Dans une poule extrêmement ouverte, les Brave Blossoms savent que le moindre faux pas est interdit car il risque de coûter très cher. Pour le match d’ouverture, les hommes de Joseph ne subissent pas la pression et parviennent à se défaire aisément de la Russie en match d’ouverture, grâce notamment à un triplé de l’ailier Kotaro Matsushima, meilleur marqueur d’essai de ce mondial avec cinq essais inscrits.
Le deuxième match les opposent à un des favoris de la compétition : l’équipe d’Irlande, toujours difficile à jouer. Nous assistons à une vraie opposition de style entre le jeu frontal des irlandais et celui fait de dynamisme des japonais. Et c’est à la surprise générale que les outsiders nippons vont l’emporter en ayant renversé les irlandais 19 à 12.
La victoire avec bonus offensif (au moins 4 essais inscrits) contre les Samoa permet aux hommes du capitaine Michael Leitch d’être premiers de leur groupe à la veille du match capital contre les écossais.
Le contexte autour du match va rendre ce dernier atypique.
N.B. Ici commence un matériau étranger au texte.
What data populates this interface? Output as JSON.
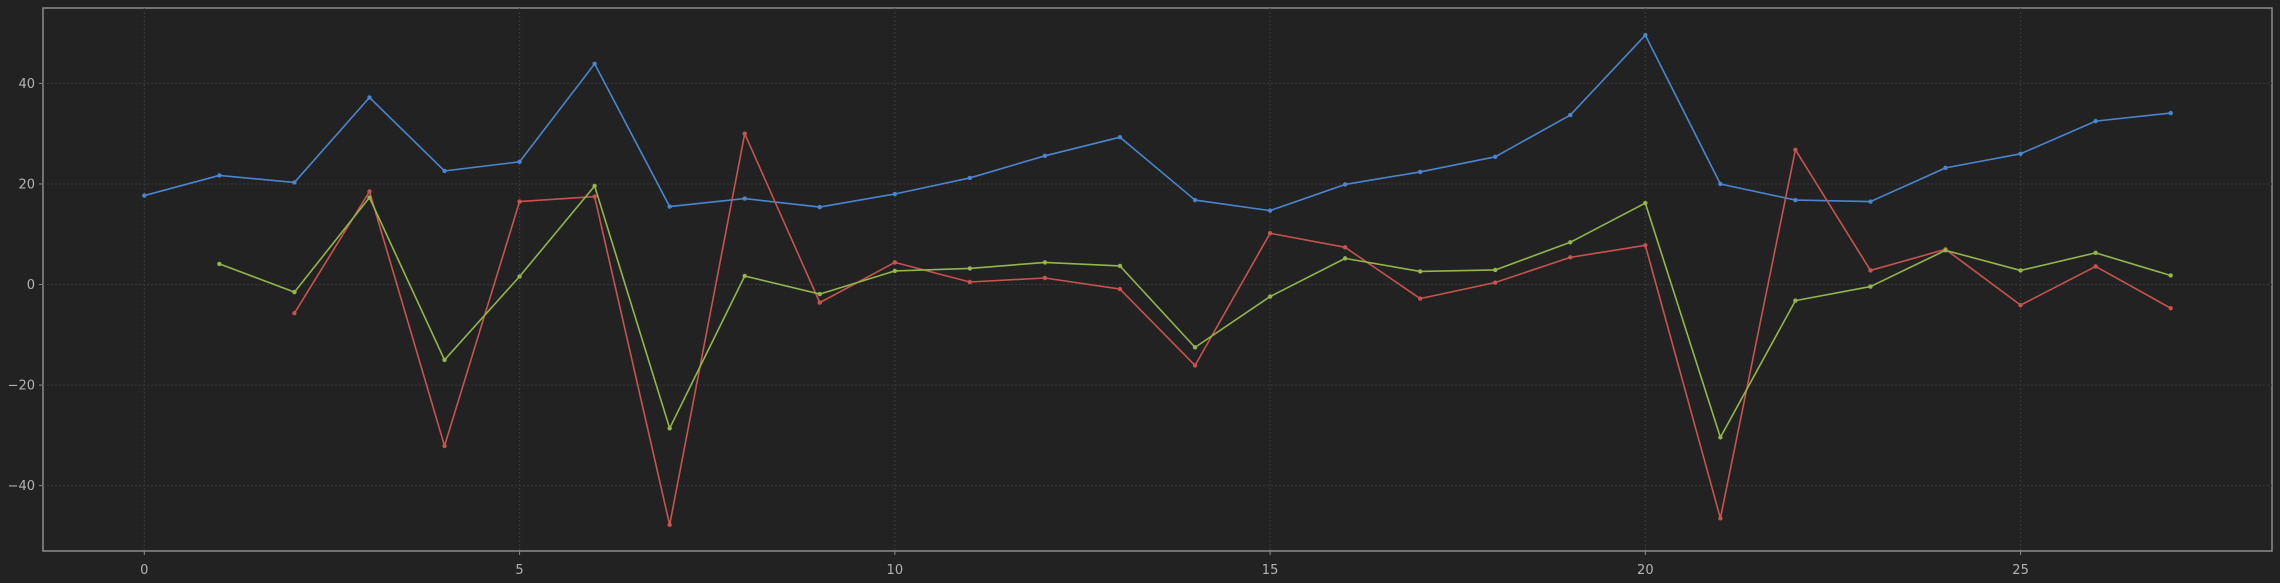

Nous sommes au coeur du typhon Hagibis, l’un des plus puissants de ces cinquante dernières années. L’annulation du match qui entrainerait une qualification des japonais et un retour à la maison pour les écossais est grandement envisageable.
La semaine entourant le match est très mouvementée, l’Ecosse faisant pression pour que ce match se joue. Et il se jouera finalement bel et bien, et à la date prévue. La rencontre est d’une intensité incroyable et voit les japonais prendre les devants à la pause avec quatorze points d’avance et un jeu toujours aussi enthousiasmant.
Mais l’Ecosse réagit et revient à sept points du Japon. Grace à un courage incroyable, les nippons vont endiguer les offensives adverses et préserver leur avantage jusqu’au bout. L’émotion est immense : le Japon a réussi sa mission d’atteindre les quarts, en restant invaincu de surcroît. La performance est tout simplement historique.
Le rugby japonais: Un paradoxe
Cependant cette ascension fulgurante est le fruit d’un paradoxe assez singulier. En effet le rugby japonais est loin d’être un rugby parfaitement structuré et organisé. La professionnalisation de ce sport n’est pour l’instant qu’au stade de projet, soit celui de la création d’une Top League pour 2021, un championnat japonais de douze clubs situés dans les douze villes hôtes de cette coupe du monde. Aujourd’hui un championnat japonais de seize équipes existe déjà, suite à une réforme datant de 2003.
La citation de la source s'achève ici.